Here's the photo that Paula sent me. You can see the uneven coloration in the slab. Photo credit: Paula Butterworth

I asked some followup questions to Paula:

  • Which slab was finished LAST?
  • This one?  Did it rain after they left or the next day?
Paula then responded:
"The job tickets confirm the other slab was poured two days before the spotted one! There were two loads on two different trucks with travel time to the job site averaging 25 minutes. However, the delivery tickets indicate 2 percent calcium chloride was added, not 1 percent as previously thought. It didn't rain at all that week."
 Here's my advice to Paula:
Paula, adding calcium chloride to ready-mix concrete can cause all sorts of issues. It's an additive that's used to speed up the hydration chemical reaction in the concrete so the concrete transform from a plastic material to a solid faster in colder weather. Without the calcium chloride, the concrete can stay very wet and plastic for hours and hours delaying the finishing process.
If the calcium chloride is not mixed thoroughly in the concrete it can lead to discoloration. There are also other complicated chemical reactions that can happen with the Portland cement and other additives (fly ash, slag, etc.?) that *might* be in the concrete.

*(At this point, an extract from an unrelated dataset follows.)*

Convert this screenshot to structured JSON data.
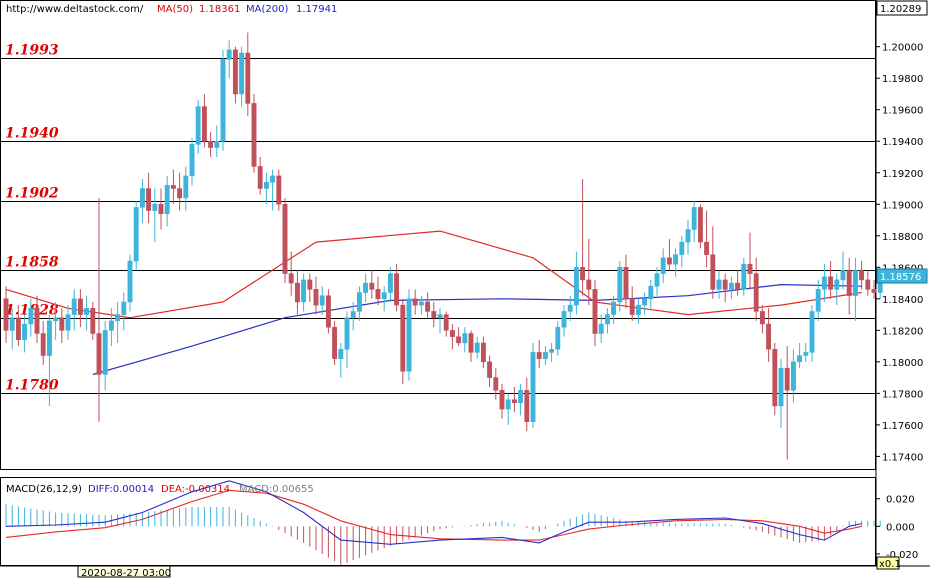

You can get trowel burns, which produces a darkening, when you use calcium chloride.
The addition of water to the concrete during the finishing process can create discoloration too. But if the weather was cool / cold so as to require the calcium chloride, I doubt the finishers would be sprinkling water on the slab. But you never know.

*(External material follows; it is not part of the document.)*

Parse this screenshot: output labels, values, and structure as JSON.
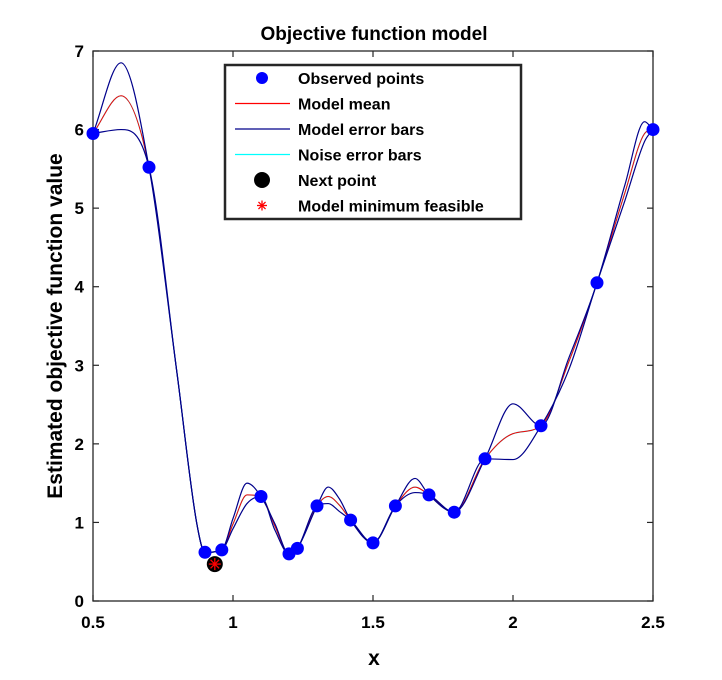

At the end of the day, if you want a monolithic coloration you may have a few choices.
One thing you can try in an out-of-the-way location that would be covered by a garbage can or ???? is to etch the slab with a solution of muriatic acid. This solution will dissolve the upper ultra-thin layer of cement paste uncovering some of the sand in the finish. It MAY even out the look of the slab. You would mix 1 part acid to 10 parts water. Just try it in an area about 1 foot by 1 foot. Let the solution work for about 20 minutes then LIGHTLY scrub. Rinse well and inspect it after it dries.
Take great before and after photos of this spot for comparison sake.
If this fails, then you can resort to one of the epoxy coatings for concrete. I don't like these too much because they turn a maintenance-free surface into one that requires periodic maintenance.